Are there upcoming ADB investment plans in Georgia for 2026 that you can highlight? And how do you assess ADB’s contribution in this area over the past years? What volume of investment are you planning to undertake in Georgia this year?
ADB plans to expand support for private sector development and sustainable finance. This includes initiatives to deepen capital markets, promote local currency financing, and mobilize private capital for green investment and support micro, small and medium-sized enterprises, and trade and supply chain financing, with priority given to rural community development and women-owned and led businesses.
How would you evaluate the effectiveness of the Asian Development Bank’s cooperation with the Government of Georgia? How would you assess ADB’s cooperation with key institutions, including the Ministry of Economy and Sustainable Development of Georgia, the Ministry of Infrastructure, the Ministry of Finance of Georgia, and the National Bank of Georgia?
Over the years, we have built a trusted partnership with the government of Georgia rooted in shared priorities, steady reform progress, and timely implementation of investments. Our cooperation has delivered tangible results. With nearly $6 billion in cumulative ADB financing since 2007 and close to $1 billion in 2025 alone, we are supporting transformational and forward-looking projects.
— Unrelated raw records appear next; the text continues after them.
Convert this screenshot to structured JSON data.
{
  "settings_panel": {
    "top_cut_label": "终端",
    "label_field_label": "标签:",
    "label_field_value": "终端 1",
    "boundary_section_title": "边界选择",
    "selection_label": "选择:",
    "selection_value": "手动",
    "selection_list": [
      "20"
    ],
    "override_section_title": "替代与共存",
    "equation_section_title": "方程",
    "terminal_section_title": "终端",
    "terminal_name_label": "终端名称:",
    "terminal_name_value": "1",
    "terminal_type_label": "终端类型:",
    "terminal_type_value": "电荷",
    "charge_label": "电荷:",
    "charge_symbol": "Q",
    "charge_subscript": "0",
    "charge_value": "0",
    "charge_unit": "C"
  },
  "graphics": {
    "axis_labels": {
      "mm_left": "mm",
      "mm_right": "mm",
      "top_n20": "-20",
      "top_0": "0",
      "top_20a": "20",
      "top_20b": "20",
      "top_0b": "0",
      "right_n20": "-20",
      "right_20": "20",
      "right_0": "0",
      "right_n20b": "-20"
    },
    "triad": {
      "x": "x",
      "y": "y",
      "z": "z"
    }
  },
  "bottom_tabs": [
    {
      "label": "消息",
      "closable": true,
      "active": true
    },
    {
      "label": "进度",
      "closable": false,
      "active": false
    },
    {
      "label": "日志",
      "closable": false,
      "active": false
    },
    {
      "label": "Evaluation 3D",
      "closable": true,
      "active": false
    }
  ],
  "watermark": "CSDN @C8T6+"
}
These include strengthening Georgia’s role in the CAREC Corridor 2 and Middle Corridor, supporting transport and energy infrastructure, and promoting private sector development. Across all areas, regional cooperation remains central, and ADB will continue to support Georgia’s role in connecting markets between Asia and Europe.
What are the key structural challenges that ADB believes Georgia must address to sustain long-term, inclusive economic growth? What reforms are most important for Georgia to attract higher levels of foreign direct investment?
Georgia aims to position itself as a regional hub for transport, trade, and logistics within global value chains. Achieving deeper integration into these value chains will require coordinated policy efforts to close remaining infrastructure and regulatory gaps. The logistics sector, in particular, holds significant potential to drive integration by expanding trade flows, fostering cluster development, and supporting the establishment of integrated economic zones. Stronger multilateral cooperation can spur economic growth, generate higher-quality jobs, and contribute to poverty reduction. With transparent and predictable policies from its partners, Georgia is well placed to capitalize on its strategic location and institutional capacity to strengthen supplier networks and progress toward higher value-added activities. ADB remains firmly committed to supporting Georgia’s reform priorities through investment, policy dialogue, and close collaboration with both public and private sector partners.